Мы играем музыку, которую я хочу. И я понимаю, что это, по сути, диктат [смеется — прим. ЕТВ]. Бывает, кто-то что-то предлагает, тогда я тактично отметаю эти идеи или же беру на заметку, если это вписывается в контекст оркестра. Но я не считаю, что за годы «Другой оркестр» стал брендом — так можно говорить о «Кураре» или «Сансаре», мы же до этого еще не доросли. Хочется, конечно, большего, но тут необходимо больше биться башкой об стенку. Потому что любая творческая единица — это, в первую очередь, умение прошибать стены.

— Честная игра -
В дипломе написано, что я — артист оркестра, дирижер народного ансамбля, однако навык дирижирования за годы я все же подзабыл. Однажды мы поехали в Нижний Новгород на фестиваль, и моя коллега, композитор Ольга Шайдуллина сказала: «Да че там делать-то, господи, встанешь да помашешь!» Оркестр был тамошний. Я до сих пор вспоминаю этот опыт: я забыл вообще все, чему меня учили. Но с того момента я понял, что есть вещи, значительно облегчающие работу. В «Другом оркестре» — тот же барабанщик, отбивающий ритм. Постепенно знания возвращаются, и уже перед музыкантами, да и вообще на сцене чувствуешь себя уверенно.

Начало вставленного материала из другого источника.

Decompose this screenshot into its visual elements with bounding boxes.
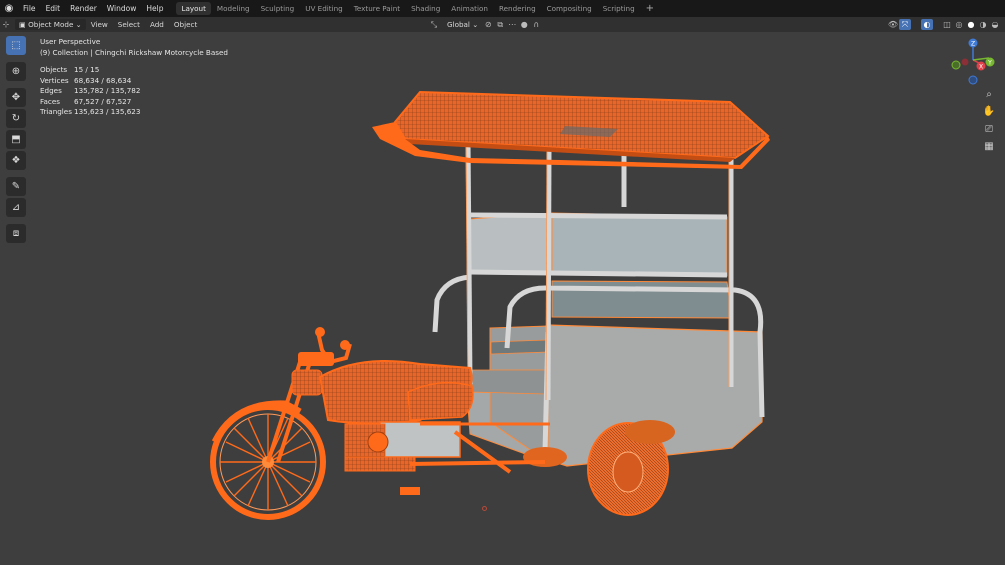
scene-statistics: Objects 15 / 15 Vertices 68,634 / 68,634… xyxy=(40,65,228,118)
rotate-icon[interactable]: ↻ xyxy=(6,109,26,128)
menu-add[interactable]: Add xyxy=(145,20,169,29)
snap-icon[interactable]: ⧉ xyxy=(494,19,506,30)
tab-layout[interactable]: Layout xyxy=(176,2,211,15)
cursor-icon[interactable]: ⊕ xyxy=(6,62,26,81)
proportional-edit-icon[interactable]: ● xyxy=(518,19,530,30)
tab-compositing[interactable]: Compositing xyxy=(542,2,597,15)
collection-label: (9) Collection | Chingchi Rickshaw Motor… xyxy=(40,47,228,57)
menu-window[interactable]: Window xyxy=(102,0,142,17)
pivot-icon[interactable]: ⊘ xyxy=(482,19,494,30)
snap-target-icon[interactable]: ⋯ xyxy=(506,19,518,30)
chevron-down-icon: ⌄ xyxy=(75,20,82,29)
stat-vertices: Vertices 68,634 / 68,634 xyxy=(40,75,132,85)
viewport-header: ⊹ ▣ Object Mode ⌄ View Select Add Object… xyxy=(0,17,1005,32)
editor-type-icon[interactable]: ⊹ xyxy=(0,19,12,30)
add-cube-icon[interactable]: ⧈ xyxy=(6,224,26,243)
object-mode-icon: ▣ xyxy=(19,20,26,29)
chevron-down-icon: ⌄ xyxy=(472,20,479,29)
overlay-toggle-icon[interactable]: ◐ xyxy=(921,19,933,30)
stat-objects: Objects 15 / 15 xyxy=(40,65,100,74)
stat-triangles: Triangles 135,623 / 135,623 xyxy=(40,107,141,116)
menu-help[interactable]: Help xyxy=(141,0,168,17)
annotate-icon[interactable]: ✎ xyxy=(6,177,26,196)
tab-animation[interactable]: Animation xyxy=(446,2,493,15)
menu-edit[interactable]: Edit xyxy=(41,0,66,17)
top-menu-bar: ◉ File Edit Render Window Help Layout Mo… xyxy=(0,0,1005,17)
mode-dropdown[interactable]: ▣ Object Mode ⌄ xyxy=(15,19,86,30)
menu-object[interactable]: Object xyxy=(169,20,202,29)
move-icon[interactable]: ✥ xyxy=(6,88,26,107)
hand-icon[interactable]: ✋ xyxy=(980,103,998,119)
select-box-icon[interactable]: ⬚ xyxy=(6,36,26,55)
gizmo-toggle-icon[interactable]: ⤧ xyxy=(899,19,911,30)
scale-icon[interactable]: ⬒ xyxy=(6,130,26,149)
measure-icon[interactable]: ⊿ xyxy=(6,198,26,217)
viewport-info-overlay: User Perspective (9) Collection | Chingc… xyxy=(40,37,228,118)
3d-viewport[interactable]: ⬚ ⊕ ✥ ↻ ⬒ ❖ ✎ ⊿ ⧈ User Perspective (9) C… xyxy=(0,32,1005,565)
tool-shelf: ⬚ ⊕ ✥ ↻ ⬒ ❖ ✎ ⊿ ⧈ xyxy=(5,36,27,245)
tab-modeling[interactable]: Modeling xyxy=(212,2,255,15)
viewport-shading-controls: 👁 ⤧ ◐ ◫ ◎ ● ◑ ◒ xyxy=(887,19,1001,30)
3d-cursor-icon[interactable] xyxy=(482,506,487,511)
perspective-label: User Perspective xyxy=(40,37,101,46)
rendered-shading-icon[interactable]: ◒ xyxy=(989,19,1001,30)
menu-select[interactable]: Select xyxy=(113,20,145,29)
material-shading-icon[interactable]: ◑ xyxy=(977,19,989,30)
orientation-label: Global xyxy=(447,20,470,29)
blender-logo-icon[interactable]: ◉ xyxy=(0,0,18,17)
orientation-dropdown[interactable]: Global ⌄ xyxy=(443,19,482,30)
transform-controls: ⤡ Global ⌄ ⊘ ⧉ ⋯ ● ∩ xyxy=(428,19,542,30)
stat-edges: Edges 135,782 / 135,782 xyxy=(40,86,141,95)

Мне все же хочется больше писать музыку, чтобы первая ассоциация при имени Александр Жемчужников была не дирижер «Другого оркестра», а композитор. Я общаюсь с коллегами из других городов и даже стран — ситуация везде разная. Даже у нас в стране Москва и Питер — отдельная песня. По большому счету они — Россия, а мы — это наср*но. Причем, если это в Екатеринбурге чувствуется, то мне страшно представить, что по этому поводу думает Красноярск или Якутия. Наша страна — это огромные расстояния и, как следствие, огромные разрезы в культуре. Тот же Игорь Матвиенко живет в Москве, и он не может жить в другом городе. Никто к нему в какой-нибудь Омск за песнями не поедет.

Вот модное понятие кавер-группы, их в городе сейчас как собак нерезаных: девять коллективов из десяти играют каверы. С одной стороны, это ужасно, потому что люди, которые не могут родить какой-то свой материал, каверят чужой. С другой стороны, мы, по сути, занимаемся тем же самым. Я много думал на эту тему и вспомнил, что в репертуаре «Другого оркестра» есть и свои вещи — пишу я и наш пианист Антон Бородин. Оркестр — это такая форма, которая играет что—то чужое.
Но Берлинский оркестр не играет музыку своего скрипача, они играют чужую музыку. И мы играем чужую музыку, конечно, под себя ее адаптируя. В чем разница? Да, наш филармонический играет Чайковского, что их за это ненавидеть? Нет, конечно, пусть играют. Так же и мы: захотели и «продиджей» сыграли, почему нет? Они играют Чайковского, мы — «продиджей». Все честно.